Tersangka RAT (60) berhasil diciduk petugas di wilayah Cilincing, Jakarta Utara pada 23 Mei 2026. Sementara rekannya, AJ (46), diringkus sehari kemudian di kawasan Semper, Jakarta Utara.
Kedua pelaku memanfaatkan tipu muslihat dan rasa takut korban untuk membawa kabur sepeda motor beserta barang berharga milik seorang remaja bernama Ilham (19).
Danang menjelaskan, pengungkapan kasus ini berhasil dilakukan berdasarkan laporan korban serta hasil pengembangan informasi warga melalui pos keamanan lingkungan (pos kamling) RW 13 Duren Sawit.
Dalam menjalankan sandiwaranya, kedua tersangka memiliki peran yang berbeda. Tersangka RAT bertindak sebagai paranormal sakti yang mengaku mampu mengobati berbagai penyakit dan membersihkan korban dari aura negatif serta kesialan.
Sementara itu, tersangka AJ berperan sebagai mantan pasien yang berpura-pura telah berhasil disembuhkan oleh RAT. Kehadiran AJ di lokasi bertugas untuk mengompori dan meyakinkan korban.

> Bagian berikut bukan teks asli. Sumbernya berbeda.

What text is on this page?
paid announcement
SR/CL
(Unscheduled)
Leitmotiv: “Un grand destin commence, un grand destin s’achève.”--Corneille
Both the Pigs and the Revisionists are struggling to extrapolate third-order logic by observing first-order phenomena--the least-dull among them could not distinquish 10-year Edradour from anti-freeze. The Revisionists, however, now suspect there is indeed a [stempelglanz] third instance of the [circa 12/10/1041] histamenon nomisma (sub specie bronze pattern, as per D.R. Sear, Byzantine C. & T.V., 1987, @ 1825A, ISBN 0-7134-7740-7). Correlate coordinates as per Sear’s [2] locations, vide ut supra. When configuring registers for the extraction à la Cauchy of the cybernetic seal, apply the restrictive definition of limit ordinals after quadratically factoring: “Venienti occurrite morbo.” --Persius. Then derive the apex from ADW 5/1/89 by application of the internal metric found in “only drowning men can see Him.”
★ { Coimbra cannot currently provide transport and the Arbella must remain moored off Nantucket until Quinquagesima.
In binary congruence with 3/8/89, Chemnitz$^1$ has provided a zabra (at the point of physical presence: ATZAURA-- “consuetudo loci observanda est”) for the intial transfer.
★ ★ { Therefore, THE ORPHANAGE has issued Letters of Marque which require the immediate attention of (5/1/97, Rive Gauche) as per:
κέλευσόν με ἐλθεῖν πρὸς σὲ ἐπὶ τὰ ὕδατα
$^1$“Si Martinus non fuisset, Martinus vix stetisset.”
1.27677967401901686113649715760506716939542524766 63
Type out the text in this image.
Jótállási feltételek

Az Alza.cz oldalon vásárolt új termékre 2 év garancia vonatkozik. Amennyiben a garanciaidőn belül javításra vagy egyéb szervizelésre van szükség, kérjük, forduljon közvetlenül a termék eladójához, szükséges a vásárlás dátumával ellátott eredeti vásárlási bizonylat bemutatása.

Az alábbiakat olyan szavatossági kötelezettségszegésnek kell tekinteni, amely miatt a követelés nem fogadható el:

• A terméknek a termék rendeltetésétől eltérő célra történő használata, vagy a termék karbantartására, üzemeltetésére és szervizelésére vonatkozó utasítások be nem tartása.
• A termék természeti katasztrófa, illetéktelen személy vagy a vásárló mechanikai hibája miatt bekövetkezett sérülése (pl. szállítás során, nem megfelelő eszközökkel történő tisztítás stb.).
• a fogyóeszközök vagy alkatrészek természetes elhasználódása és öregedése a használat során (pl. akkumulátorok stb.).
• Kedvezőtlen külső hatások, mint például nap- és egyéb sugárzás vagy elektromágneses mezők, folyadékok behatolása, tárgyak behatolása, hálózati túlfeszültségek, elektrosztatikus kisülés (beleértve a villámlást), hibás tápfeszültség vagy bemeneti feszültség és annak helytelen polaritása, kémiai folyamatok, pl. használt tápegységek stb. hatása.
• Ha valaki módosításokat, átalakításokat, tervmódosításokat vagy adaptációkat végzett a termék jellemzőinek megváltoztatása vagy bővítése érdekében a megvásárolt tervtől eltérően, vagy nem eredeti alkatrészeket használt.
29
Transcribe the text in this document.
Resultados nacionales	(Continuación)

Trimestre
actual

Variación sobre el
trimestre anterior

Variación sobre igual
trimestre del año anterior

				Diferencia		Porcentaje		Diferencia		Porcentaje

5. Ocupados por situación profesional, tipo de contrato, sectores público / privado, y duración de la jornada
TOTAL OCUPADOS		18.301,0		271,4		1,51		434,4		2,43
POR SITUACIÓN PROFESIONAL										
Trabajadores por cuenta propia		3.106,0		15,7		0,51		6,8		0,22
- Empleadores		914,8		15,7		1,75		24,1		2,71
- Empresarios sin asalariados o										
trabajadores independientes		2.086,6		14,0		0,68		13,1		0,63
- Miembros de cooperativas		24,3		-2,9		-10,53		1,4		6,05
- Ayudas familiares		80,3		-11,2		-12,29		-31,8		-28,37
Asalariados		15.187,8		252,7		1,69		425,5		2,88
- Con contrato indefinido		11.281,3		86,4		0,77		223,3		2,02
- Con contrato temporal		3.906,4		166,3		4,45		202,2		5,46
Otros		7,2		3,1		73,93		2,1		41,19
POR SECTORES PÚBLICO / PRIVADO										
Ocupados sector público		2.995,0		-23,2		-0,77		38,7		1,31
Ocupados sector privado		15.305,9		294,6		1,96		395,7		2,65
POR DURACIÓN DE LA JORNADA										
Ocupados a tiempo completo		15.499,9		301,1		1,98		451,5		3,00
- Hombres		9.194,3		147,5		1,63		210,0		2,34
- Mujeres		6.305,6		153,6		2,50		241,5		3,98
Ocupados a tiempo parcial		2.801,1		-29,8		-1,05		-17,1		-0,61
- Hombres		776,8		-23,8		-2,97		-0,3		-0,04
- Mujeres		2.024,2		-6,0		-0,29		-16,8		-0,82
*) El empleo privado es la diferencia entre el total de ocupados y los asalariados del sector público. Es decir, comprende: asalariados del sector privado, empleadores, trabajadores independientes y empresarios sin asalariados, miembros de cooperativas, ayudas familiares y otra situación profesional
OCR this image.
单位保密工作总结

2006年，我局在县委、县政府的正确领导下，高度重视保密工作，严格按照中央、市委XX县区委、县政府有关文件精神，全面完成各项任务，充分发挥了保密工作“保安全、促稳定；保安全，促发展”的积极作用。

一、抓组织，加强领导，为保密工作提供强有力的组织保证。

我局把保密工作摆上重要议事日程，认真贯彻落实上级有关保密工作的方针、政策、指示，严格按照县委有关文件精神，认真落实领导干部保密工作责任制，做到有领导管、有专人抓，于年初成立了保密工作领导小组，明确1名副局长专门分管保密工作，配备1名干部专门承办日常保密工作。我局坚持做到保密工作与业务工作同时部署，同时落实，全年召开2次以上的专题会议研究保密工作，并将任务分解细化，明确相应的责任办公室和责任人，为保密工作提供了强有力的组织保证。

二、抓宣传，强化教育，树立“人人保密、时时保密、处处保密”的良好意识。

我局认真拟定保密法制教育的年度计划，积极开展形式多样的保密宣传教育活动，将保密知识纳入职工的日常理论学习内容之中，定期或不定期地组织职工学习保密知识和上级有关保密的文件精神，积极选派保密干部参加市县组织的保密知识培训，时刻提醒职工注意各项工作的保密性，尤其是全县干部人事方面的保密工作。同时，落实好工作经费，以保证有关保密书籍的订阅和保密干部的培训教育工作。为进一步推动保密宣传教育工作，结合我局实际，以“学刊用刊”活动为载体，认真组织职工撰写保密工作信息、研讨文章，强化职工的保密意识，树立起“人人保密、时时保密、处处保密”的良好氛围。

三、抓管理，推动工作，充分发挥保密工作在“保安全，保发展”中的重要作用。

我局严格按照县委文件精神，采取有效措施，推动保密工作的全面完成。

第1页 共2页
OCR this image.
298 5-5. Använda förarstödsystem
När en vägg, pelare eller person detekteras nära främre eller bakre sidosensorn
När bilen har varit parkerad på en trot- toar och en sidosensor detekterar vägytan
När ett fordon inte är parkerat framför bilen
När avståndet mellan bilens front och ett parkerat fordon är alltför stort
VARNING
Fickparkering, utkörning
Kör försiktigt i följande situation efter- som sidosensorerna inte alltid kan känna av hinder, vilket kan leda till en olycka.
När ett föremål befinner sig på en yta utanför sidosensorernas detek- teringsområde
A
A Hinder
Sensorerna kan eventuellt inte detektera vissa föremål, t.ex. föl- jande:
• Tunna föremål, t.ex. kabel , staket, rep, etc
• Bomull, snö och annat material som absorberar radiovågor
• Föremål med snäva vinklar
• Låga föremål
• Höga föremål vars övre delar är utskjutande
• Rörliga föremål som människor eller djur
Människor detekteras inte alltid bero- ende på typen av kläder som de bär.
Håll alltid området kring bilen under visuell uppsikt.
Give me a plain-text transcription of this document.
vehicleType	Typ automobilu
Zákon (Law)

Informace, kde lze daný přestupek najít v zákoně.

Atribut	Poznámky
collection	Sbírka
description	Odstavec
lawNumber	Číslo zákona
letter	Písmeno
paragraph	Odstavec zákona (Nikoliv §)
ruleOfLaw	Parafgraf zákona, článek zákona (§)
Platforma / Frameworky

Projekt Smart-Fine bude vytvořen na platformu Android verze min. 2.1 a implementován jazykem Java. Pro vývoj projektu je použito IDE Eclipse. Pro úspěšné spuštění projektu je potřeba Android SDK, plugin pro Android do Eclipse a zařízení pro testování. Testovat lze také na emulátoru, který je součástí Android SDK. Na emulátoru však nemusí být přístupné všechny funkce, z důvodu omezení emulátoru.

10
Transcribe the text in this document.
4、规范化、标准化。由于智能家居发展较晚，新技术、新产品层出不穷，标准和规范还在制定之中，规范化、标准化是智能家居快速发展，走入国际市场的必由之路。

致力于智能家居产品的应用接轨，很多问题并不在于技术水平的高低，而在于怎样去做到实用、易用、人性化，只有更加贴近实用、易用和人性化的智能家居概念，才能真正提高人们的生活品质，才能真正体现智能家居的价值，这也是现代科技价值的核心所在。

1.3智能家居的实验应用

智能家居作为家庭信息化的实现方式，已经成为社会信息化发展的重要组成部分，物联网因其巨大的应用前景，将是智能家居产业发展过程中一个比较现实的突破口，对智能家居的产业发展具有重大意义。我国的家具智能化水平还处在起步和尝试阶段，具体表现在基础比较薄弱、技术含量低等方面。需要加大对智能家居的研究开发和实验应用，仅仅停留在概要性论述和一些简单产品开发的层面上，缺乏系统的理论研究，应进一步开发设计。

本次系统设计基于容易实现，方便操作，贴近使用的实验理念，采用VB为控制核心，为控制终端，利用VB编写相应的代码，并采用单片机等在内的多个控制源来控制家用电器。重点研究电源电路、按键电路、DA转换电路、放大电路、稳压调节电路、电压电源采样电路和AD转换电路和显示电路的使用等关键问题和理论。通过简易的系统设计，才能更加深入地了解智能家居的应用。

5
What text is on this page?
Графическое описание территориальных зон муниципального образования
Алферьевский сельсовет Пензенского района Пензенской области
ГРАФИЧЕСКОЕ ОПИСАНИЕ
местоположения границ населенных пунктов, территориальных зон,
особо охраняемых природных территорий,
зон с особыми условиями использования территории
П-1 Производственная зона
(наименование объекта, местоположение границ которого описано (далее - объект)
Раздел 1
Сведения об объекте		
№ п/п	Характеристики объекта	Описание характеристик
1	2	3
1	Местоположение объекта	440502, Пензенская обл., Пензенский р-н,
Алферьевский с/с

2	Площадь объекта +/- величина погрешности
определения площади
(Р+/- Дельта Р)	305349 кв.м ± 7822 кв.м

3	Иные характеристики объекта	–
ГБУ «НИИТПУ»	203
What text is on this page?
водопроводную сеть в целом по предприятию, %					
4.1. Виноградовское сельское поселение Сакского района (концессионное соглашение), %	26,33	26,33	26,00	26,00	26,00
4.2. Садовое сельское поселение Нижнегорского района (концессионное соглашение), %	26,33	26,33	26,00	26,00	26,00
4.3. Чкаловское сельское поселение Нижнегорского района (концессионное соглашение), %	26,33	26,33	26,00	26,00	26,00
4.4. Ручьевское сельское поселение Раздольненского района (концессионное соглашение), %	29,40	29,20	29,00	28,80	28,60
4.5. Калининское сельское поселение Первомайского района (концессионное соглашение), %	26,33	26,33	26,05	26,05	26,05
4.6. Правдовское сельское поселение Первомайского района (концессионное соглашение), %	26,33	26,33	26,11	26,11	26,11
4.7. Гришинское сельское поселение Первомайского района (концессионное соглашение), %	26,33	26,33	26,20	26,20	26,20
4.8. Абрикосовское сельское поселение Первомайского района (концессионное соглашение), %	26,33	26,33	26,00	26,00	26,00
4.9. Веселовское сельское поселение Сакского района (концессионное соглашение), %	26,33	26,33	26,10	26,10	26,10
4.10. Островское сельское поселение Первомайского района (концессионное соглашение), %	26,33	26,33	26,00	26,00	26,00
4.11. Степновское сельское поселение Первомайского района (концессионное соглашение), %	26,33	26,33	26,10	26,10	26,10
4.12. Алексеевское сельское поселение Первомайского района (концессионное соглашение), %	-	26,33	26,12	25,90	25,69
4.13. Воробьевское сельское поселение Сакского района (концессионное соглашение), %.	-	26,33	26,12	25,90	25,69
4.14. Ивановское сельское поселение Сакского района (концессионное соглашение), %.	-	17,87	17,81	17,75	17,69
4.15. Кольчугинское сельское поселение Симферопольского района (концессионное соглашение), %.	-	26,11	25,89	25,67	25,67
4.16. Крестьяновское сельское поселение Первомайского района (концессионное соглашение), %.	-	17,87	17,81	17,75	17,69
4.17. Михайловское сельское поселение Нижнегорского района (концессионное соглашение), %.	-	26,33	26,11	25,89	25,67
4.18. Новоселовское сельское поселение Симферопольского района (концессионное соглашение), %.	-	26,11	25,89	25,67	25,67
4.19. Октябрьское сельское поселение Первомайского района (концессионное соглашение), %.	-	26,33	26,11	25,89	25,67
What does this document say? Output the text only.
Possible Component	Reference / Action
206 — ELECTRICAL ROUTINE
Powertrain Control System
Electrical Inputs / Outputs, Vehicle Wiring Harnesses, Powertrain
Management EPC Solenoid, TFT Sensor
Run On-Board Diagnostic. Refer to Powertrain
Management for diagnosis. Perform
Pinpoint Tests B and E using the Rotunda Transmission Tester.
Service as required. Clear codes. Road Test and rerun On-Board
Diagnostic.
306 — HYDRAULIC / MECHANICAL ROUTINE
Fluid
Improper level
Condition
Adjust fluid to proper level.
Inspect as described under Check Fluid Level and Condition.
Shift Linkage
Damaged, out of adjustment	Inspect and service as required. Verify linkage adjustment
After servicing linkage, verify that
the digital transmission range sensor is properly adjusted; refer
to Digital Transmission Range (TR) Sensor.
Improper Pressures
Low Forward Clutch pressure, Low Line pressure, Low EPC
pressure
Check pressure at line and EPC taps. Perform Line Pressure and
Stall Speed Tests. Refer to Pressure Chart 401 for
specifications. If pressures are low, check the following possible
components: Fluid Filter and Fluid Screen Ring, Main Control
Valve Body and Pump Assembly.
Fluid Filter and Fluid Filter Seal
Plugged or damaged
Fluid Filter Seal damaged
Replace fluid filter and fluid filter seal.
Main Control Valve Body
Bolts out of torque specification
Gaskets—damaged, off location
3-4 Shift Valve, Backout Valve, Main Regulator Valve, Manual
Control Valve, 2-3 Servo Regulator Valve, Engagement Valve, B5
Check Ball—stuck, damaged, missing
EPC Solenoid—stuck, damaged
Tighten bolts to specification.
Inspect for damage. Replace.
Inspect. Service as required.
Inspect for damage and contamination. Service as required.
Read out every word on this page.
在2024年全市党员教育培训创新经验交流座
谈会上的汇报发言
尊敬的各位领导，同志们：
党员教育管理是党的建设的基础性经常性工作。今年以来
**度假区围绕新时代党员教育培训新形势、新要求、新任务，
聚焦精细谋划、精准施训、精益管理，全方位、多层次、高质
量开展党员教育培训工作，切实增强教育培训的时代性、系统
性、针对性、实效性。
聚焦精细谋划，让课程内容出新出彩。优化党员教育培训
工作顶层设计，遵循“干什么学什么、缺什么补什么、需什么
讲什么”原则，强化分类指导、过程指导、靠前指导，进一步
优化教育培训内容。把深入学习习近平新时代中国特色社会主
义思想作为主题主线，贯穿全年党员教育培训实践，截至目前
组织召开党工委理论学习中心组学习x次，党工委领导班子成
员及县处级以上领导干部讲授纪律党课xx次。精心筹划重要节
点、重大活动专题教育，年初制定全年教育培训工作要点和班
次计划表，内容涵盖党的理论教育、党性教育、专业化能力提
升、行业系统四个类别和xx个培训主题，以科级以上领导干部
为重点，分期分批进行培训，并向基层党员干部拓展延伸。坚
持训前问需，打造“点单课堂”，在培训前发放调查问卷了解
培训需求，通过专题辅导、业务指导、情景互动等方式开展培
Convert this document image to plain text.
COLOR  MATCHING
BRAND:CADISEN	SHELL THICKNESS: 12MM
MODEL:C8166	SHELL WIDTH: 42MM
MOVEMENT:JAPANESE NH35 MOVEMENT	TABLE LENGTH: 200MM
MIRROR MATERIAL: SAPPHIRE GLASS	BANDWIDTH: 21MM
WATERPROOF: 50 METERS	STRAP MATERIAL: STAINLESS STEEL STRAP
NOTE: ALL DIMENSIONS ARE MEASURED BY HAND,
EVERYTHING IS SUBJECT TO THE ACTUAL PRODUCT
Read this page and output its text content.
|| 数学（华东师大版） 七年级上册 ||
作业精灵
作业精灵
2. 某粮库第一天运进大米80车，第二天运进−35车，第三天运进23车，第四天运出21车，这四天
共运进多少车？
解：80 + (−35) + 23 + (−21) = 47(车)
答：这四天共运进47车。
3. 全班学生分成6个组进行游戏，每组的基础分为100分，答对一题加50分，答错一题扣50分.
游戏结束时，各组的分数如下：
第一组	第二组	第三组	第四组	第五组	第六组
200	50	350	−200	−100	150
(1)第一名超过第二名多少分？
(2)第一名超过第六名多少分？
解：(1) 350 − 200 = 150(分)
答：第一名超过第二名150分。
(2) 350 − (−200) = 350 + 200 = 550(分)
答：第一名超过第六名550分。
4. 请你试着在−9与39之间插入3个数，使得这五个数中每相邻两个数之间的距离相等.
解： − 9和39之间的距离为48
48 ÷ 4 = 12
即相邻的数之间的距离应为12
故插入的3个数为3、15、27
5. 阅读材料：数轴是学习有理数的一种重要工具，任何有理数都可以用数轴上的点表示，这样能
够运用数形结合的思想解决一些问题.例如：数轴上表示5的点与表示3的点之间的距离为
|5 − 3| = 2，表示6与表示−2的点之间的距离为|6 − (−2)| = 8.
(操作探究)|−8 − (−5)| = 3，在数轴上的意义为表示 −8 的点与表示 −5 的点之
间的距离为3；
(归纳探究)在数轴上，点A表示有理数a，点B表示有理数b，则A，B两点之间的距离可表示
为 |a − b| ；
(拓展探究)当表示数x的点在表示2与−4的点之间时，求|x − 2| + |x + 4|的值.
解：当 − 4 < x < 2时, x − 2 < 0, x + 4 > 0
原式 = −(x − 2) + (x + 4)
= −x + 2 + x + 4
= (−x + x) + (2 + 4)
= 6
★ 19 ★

Peristiwa ini bermula saat korban sedang duduk santai di atas sepeda motornya seorang diri. Tersangka RAT kemudian datang menghampiri korban dengan alasan menanyakan alamat seseorang yang hendak diobati. Di tengah percakapan tersebut, RAT menjabat tangan korban sambil memberikan sebuah benda misterius.
Tak lama berselang, AJ muncul di lokasi. Ia langsung memperkuat cerita RAT dengan memberikan testimoni palsu bahwa RAT merupakan sosok orang pintar yang sangat sakti.
Korban yang mulai terpedaya kemudian diminta mengendarai sepeda motornya untuk mengikuti kedua pelaku. Namun di tengah perjalanan, korban dihentikan dan ditakut-takuti bahwa dirinya sedang dibayangi nasib buruk.
Untuk menyempurnakan trik mistisnya agar korban panik, pelaku menggunakan trik sulap yang cukup ekstrem. RAT memperlihatkan sebuah paku yang sebelumnya sudah ia sembunyikan di bawah lidah. Paku itu lalu dikeluarkan seolah-olah keluar dari tubuh korban sebagai simbol pembersihan dari kesialan.
“Paku tersebut kemudian dibungkus menggunakan uang milik korban dan korban diminta membuang bungkusan itu sejauh kurang lebih 50 meter,” ujar Danang.
Sialnya, saat korban berjalan meninggalkan lokasi untuk membuang paku tersebut, kedua pelaku langsung memanfaatkan kelengahan korban. Mereka tancap gas membawa kabur sepeda motor korban beserta barang berharga lainnya berupa telepon genggam dan dompet berisi identitas serta uang tunai.
Hingga saat ini, sepeda motor korban yang dicuri masih dalam proses pencarian oleh petugas di lapangan. Atas perbuatan nekatnya, kedua tersangka kini dijerat Pasal 477 ayat (1) huruf g dan atau Pasal 492 KUHP Undang-Undang Nomor 1 Tahun 2023 dengan ancaman hukuman maksimal masing-masing tujuh tahun dan empat tahun penjara.